Eliminate cross-test leakage

Truncate or migrate DB in beforeEach only if fast enough; otherwise transaction per test or template DB clone.
Clear localStorage / sessionStorage / cookies between E2E cases unless the scenario explicitly needs persistence.
Reset feature-flag overrides in teardown, not only setup.

Parallel-safe ports and hosts

Binding tests to hardcoded 3000 collides across workers. Use 0 (OS-assigned) or a port allocator from your test runner and pass the URL into the app under test via env.

Wait for side effects, not only UI

After “Save,” assert via API or DB that the write landed when the UI is optimistic or eventually consistent:

await expect.poll(async () => fetchJson(`/api/items/${id}`)).toMatchObject({ status: "saved" });

That pattern removes a whole class of “clicked success toast but replication lagged” flakes.

Retries: engineering policy, not a vibe

Retries are legitimate mitigation while you fix root cause, not a substitute for fixing.

Policy template:

PR-blocking suites: at most 1 automatic retry on failure, plus mandatory ticket if a test needed it.
Nightly: higher rerun budget acceptable; results never block merge without human review.
Never retry without logging retry count and final vs first outcome.
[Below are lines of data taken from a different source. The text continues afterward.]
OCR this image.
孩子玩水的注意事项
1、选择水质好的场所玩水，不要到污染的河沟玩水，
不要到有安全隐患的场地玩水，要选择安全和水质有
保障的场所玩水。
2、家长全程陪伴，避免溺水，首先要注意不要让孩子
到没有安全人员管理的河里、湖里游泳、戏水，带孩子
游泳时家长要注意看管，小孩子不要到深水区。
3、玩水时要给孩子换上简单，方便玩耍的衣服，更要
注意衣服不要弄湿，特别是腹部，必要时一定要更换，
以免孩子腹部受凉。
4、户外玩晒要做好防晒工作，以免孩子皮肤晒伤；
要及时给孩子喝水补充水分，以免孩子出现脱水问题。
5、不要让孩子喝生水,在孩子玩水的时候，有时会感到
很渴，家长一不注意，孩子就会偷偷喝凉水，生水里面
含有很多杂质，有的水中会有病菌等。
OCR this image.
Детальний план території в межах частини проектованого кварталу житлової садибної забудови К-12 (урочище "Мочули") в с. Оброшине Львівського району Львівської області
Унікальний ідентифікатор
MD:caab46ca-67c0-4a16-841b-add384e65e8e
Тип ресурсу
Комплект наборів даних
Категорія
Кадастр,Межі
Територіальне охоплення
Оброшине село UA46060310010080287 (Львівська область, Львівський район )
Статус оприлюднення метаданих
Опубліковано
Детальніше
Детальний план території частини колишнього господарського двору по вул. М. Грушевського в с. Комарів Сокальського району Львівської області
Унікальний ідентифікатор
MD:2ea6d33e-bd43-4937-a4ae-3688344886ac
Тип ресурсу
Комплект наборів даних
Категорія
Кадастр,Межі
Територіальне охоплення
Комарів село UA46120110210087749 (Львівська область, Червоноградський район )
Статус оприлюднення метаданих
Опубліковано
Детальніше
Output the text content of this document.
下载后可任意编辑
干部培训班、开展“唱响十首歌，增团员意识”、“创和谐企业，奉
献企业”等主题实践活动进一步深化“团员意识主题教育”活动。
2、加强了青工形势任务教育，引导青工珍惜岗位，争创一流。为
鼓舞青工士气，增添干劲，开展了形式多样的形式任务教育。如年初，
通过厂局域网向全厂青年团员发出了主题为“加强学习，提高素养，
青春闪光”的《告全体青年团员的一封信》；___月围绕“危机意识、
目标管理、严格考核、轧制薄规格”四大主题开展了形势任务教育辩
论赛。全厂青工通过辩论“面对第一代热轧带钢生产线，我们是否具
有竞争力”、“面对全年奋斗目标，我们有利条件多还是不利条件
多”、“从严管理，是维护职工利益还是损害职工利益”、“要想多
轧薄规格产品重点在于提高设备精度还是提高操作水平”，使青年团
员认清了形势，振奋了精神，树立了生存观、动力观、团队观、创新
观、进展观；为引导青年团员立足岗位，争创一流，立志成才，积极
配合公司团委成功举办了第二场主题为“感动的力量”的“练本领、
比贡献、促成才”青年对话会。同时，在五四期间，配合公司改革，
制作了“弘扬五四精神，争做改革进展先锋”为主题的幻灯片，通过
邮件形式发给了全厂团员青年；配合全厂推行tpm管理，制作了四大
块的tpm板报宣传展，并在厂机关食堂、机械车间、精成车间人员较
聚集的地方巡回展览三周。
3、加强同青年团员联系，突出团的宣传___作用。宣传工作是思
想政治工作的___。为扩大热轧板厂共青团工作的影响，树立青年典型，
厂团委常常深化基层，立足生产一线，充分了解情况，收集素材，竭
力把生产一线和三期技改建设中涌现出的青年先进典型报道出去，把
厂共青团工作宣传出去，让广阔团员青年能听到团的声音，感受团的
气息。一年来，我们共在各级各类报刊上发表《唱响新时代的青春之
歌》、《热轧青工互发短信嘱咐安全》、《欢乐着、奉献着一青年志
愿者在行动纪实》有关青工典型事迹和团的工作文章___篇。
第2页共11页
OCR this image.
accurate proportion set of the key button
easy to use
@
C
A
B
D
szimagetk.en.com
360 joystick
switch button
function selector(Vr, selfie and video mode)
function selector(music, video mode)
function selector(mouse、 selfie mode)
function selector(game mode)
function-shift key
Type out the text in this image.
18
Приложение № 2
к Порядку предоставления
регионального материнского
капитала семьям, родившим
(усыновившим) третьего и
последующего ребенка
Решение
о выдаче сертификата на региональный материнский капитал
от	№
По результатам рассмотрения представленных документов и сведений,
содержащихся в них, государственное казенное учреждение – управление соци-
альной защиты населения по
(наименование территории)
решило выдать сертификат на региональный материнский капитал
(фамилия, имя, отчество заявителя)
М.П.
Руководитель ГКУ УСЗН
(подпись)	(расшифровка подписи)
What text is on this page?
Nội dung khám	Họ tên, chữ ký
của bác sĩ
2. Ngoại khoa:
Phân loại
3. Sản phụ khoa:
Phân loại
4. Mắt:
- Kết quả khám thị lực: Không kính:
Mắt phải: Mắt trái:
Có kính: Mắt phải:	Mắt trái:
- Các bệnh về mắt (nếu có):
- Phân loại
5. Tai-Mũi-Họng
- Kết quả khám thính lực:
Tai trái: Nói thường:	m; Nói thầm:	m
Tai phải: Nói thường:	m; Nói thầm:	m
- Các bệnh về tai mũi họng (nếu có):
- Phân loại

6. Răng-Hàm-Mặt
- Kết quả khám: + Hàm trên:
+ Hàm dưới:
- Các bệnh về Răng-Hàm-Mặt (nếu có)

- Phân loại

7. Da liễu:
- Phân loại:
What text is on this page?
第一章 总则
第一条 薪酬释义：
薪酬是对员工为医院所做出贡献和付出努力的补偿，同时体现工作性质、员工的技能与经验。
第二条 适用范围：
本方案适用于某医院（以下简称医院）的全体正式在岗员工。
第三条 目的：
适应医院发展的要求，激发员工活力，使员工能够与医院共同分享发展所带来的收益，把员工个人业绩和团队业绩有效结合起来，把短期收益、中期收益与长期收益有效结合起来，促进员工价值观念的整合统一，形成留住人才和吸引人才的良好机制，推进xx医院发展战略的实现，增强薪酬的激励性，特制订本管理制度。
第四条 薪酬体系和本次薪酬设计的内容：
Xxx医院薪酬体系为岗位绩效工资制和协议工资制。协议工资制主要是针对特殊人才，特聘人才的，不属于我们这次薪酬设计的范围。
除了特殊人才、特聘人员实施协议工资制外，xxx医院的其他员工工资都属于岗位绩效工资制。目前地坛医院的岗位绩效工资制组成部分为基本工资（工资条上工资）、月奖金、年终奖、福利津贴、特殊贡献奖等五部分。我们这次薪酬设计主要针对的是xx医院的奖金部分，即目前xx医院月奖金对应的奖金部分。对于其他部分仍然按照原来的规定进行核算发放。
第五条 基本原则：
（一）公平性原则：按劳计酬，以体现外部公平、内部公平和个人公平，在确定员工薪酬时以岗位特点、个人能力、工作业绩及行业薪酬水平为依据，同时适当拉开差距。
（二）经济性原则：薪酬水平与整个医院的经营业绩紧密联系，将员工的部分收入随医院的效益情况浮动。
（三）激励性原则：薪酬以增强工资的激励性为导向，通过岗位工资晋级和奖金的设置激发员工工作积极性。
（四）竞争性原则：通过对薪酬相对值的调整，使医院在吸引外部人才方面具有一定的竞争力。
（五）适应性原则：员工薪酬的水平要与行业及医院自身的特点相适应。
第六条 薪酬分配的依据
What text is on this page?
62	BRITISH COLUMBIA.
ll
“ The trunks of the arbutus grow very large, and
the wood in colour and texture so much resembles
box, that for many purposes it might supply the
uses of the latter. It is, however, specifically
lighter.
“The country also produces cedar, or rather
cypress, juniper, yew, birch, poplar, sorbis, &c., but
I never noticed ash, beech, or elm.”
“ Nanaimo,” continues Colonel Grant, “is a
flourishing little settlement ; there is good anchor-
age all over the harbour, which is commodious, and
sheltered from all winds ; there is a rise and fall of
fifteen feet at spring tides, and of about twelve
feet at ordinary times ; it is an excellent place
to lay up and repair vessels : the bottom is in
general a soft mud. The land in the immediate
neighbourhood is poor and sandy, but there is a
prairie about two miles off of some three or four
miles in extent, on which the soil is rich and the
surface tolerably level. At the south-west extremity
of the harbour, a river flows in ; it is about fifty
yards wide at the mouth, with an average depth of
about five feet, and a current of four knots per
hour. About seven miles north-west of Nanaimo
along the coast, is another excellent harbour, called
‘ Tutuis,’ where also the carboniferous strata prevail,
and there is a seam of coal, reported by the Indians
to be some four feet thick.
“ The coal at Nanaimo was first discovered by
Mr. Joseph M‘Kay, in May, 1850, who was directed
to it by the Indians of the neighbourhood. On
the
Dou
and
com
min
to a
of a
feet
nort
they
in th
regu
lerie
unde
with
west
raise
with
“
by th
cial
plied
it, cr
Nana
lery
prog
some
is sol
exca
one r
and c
Implement retries in the runner (test framework config) rather than sprinkling try/except with loops inside tests—centralized policy is auditable.

Instrumentation you should already be using

Playwright: trace on first retry, zip artifacts on failure.
Cypress: screenshots + video on failure; DEBUG logs for plugin issues.
JUnit / Allure: attach stdout and timing per test.
Backend: structured logs with correlation id propagated from test client so one failure ties UI → API → worker.

Organizational guardrails

Quarantine: move chronically flaky tests out of the merge gate into a named job with a SLA (fix or delete within N days).
Ownership: every package in the test tree has a CODEOWNER; flakes route there automatically.
No “test-only” production shortcuts that mock away the path users take—those create false greens worse than flakes.

Conclusion

Flaky tests are a systems problem: concurrency, time, I/O, and incomplete specifications show up as random-looking failures. You fix them by making hidden variables explicit—isolation, observability, condition-based synchronization, and metrics on flip-flop rates—then by narrowing assertions to what the platform truly guarantees under your supported environments.

Ship when signal is trustworthy: bounded retries, traced failures, and a workflow that turns intermittent red into a repeatable defect report. Anything else is just gambling with your release train.